When Georgetown adjuncts began organizing in 2012, the school stayed out of the way. The relatively painless road to unionization stemmed from the school's "just employment" policy. Implemented in 2005, the policy guarantees Georgetown employees and contractors "the right to freely associate and organize" without opposition from the school. Fahey and Beyer say Georgetown's policy should be a model for other Catholic colleges.
The case of Manhattan College is still tied up at the NLRB. On Dec. 28, the labor board ordered an election for the Loyola faculty. Ballots went out this week and will be counted at the end of the month. Christensen said Loyola will "continue to work through the NLRB’s process." But the school administration hasn't exhausted its legal options. It could still refuse to bargain with the union after a successful election, sending the dispute to federal court. Herbert said it is "highly probable" that one of the schools seeking a religious exemption will eventually mount a court challenge on the issue.
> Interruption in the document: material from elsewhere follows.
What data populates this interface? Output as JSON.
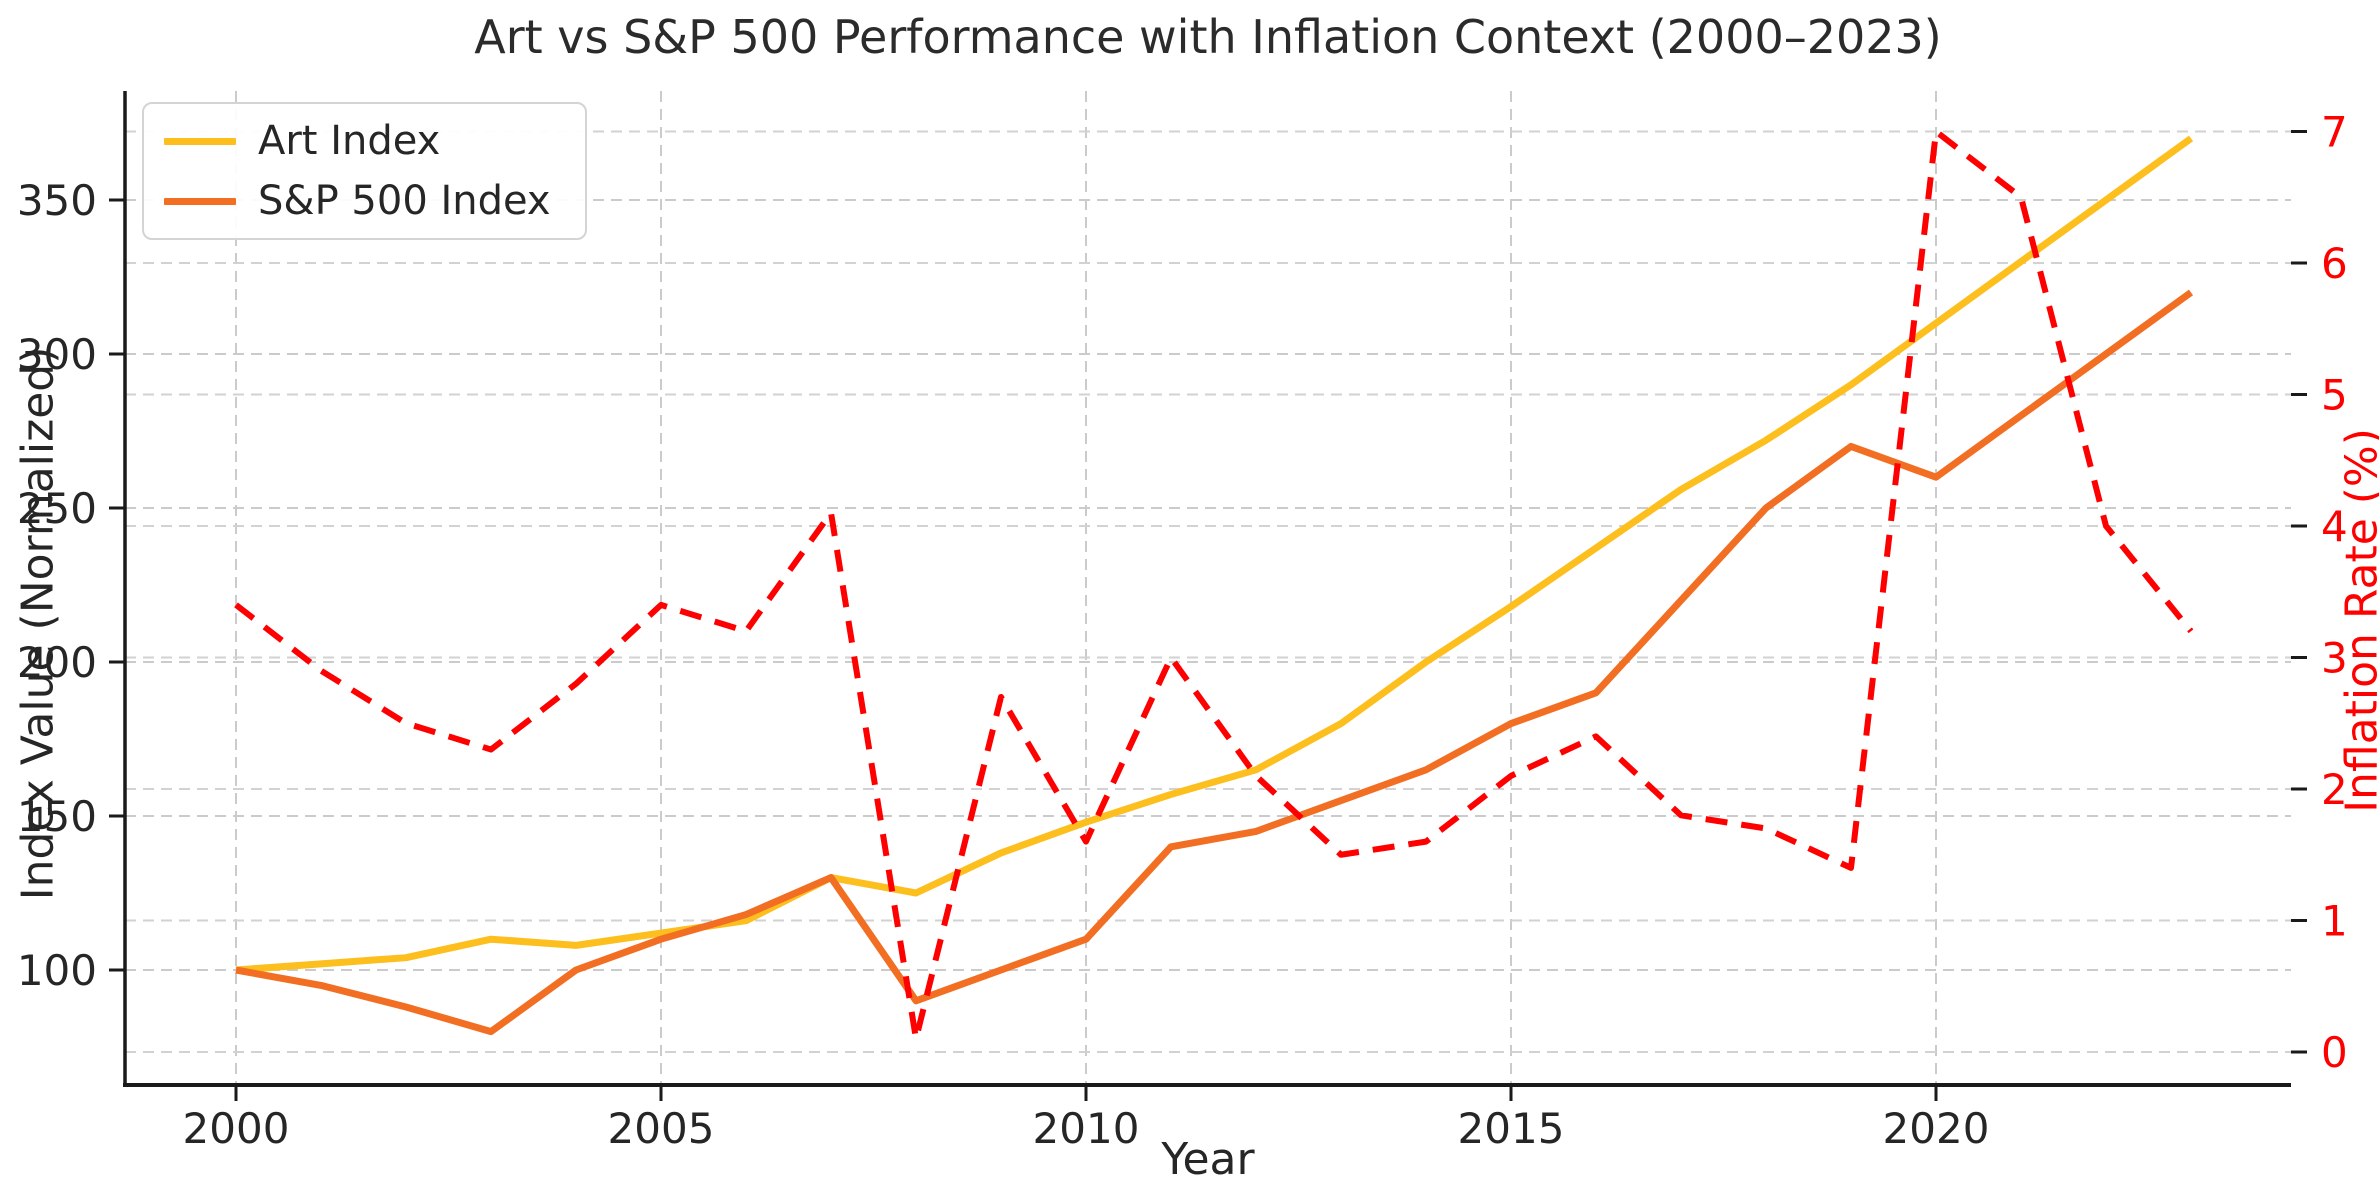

Williams, the sociology lecturer, said that if the Loyola dispute was really about religious autonomy, the school would have found a way to deal with the union without government involvement. One option would have been to go through a third party to have union cards counted and certified, rather than through the NLRB. But according to SEIU, the union declined to go that route, forcing the process through the federal government.
"It's hard to make sense of it unless you see it as a delaying tactic," Williams said. "Faculty unionizing is a threat to the university administration's power. It's easy [for them] to get caught up in their own little world of administering the university and lose sight of the larger social justice mission."